Welche Implikationen haben die dargestellten Befunde der Faultline-Forschung für die Praxis? Die Ergebnisse empirischer Studien zeigen deutlich, dass Faultlines meist ungünstige Auswirkungen auf die Teamprozesse, Teamleistung und Gesundheit der Mitarbeiter haben. Solche negativen Effekte können mit Hilfe eines guten Diversity Managements vermieden werden (Guillaume et al. 2014; Wegge und Schmidt 2015). Dieses umfasst alle organisationalen Aktivitäten, die sich an die Eingliederung und Zusammenführung verschiedener Mitarbeitergruppen richten, z. B. Unternehmensstrategien, Personalauswahl, Mentoring-Programme und spezielle Trainings. Das übergeordnete Ziel ist es, bestehende Unterschiede zwischen Mitarbeitern wertzuschätzen und innerhalb der Teams sinnvoll zu nutzen. Im Fokus sollten dabei Maßnahmen zur Teamzusammensetzung und Instrumente zum konstruktiven Umgang mit der Diversität stehen. Bezüglich der Zusammensetzung eines Teams kann empfohlen werden, bei Analysen zur Diversität nicht nur auf die Ausprägung einzelner Attribute zu achten, sondern im Sinne des Faultline-Ansatzes auch kritische Merkmalskombinationen im Blick zu haben. Dabei sollte eine möglichst breit gestreute Besetzung des Teams angestrebt werden (v. a. bzgl. Alter, Geschlecht und Ethnizität). Relevante Merkmale sollten möglichst nicht systematisch korrelieren, um die Bildung von Subgruppen zu vermeiden (ungünstig wäre z. B. wenn alle jüngeren Mitarbeiter weibliche Migranten sind während alle älteren Mitarbeiter deutsche Männer sind). Auch hinsichtlich des Teamklimas sollten Maßnahmen zur Verringerung der Faultlines ansetzen, um das Wohlbefinden der Mitarbeiter zu steigern und z. B. eine offene Fehlerkultur zu fördern. Besonders empfehlenswert ist die Einführung von speziellen Diversitätstrainings. Gut gestaltete Trainings, die auf Wissensvermittlung und Sensibilisierung abzielen, können nachhaltig negative Effekte von Diversität verringern, indem sie die Zusammenarbeit innerhalb und zwischen den Teams verbessern und damit die Zufriedenheit und Leistung der Mitarbeiter erhöhen (Bezrukova et al. 2012; Wegge und Schmidt 2015).
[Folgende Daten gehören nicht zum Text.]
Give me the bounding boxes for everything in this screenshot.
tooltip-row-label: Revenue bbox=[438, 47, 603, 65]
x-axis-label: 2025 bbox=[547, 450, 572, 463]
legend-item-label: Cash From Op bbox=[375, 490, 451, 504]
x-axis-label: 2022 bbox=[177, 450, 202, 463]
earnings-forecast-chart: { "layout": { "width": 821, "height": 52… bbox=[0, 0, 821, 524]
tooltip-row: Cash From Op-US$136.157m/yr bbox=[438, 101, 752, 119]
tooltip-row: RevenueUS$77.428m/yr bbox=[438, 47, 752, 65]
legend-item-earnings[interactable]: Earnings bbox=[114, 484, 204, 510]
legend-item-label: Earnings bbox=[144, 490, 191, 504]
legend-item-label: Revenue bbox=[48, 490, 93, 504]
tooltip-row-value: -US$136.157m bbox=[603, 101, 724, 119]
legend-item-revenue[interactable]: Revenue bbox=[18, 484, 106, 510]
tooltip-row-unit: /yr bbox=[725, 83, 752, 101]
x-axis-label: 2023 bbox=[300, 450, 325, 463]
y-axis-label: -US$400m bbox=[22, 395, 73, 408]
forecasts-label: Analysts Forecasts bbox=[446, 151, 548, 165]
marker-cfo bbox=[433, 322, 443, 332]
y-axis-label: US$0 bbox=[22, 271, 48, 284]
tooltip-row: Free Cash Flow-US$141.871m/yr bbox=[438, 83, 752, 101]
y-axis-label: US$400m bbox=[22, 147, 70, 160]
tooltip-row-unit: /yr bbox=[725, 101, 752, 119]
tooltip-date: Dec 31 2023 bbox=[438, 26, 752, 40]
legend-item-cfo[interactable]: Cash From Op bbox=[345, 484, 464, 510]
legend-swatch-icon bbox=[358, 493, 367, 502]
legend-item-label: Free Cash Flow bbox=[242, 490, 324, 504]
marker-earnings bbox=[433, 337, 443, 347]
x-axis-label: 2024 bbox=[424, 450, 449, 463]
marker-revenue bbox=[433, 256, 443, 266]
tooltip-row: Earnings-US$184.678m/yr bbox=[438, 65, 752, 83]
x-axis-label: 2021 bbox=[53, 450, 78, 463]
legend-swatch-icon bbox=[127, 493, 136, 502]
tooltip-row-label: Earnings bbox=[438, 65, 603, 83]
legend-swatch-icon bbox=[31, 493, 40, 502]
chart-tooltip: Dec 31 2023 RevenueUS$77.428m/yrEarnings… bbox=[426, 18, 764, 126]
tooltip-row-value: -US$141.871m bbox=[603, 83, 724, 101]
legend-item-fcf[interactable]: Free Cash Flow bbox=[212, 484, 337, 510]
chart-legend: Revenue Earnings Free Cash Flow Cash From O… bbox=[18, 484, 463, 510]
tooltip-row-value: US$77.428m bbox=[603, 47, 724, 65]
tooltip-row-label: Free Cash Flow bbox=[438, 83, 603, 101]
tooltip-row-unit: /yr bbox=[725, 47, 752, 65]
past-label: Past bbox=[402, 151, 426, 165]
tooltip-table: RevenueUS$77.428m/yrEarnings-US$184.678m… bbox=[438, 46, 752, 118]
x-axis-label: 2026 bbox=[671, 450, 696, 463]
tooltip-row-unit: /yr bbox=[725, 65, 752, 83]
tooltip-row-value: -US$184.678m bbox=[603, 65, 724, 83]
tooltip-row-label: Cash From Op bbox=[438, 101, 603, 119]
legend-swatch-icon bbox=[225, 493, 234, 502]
5 Zusammenfassung und Fazit

Aufgrund des demografischen Wandels und der anstehenden Integration von vielen Migranten ist in Deutschland von einer weiteren Zunahme der Diversität von Teams und Belegschaften auszugehen. Das Faultline-Konzept bietet einen innovativen Ansatz zur Aufklärung der Auswirkungen von Diversität auf die Teamarbeit, in dem kritische Merkmalskombinationen betrachtet werden, die innerhalb von Teams zur Bildung von Subgruppen führen können. Zahlreiche Studien belegen die negativen Auswirklungen von Faultlines auf die Teamleistung und die Gesundheit der Mitarbeiter, was in den zwei hier dargestellten Studien bei Teams in der Automobilproduktion bestätigt werden konnte. Die zukünftige Forschung sollte aber noch stärker die Bedingungen untersuchen, in denen Faultlines aktiviert und subjektiv erlebt werden. Für die betriebliche Praxis wird empfohlen, bei Analysen zur Teamzusammensetzung nicht nur auf einzelne Attribute wie Alter oder Geschlecht zu achten, sondern auch die Kombination relevanter Merkmale im Blick zu haben. Wir plädieren für Maßnahmen zur Sensibilisierung gegenüber Faultlines und zur Stärkung im Umgang mit Diversität, die besonders von den Führungskräften ausgehen sollten.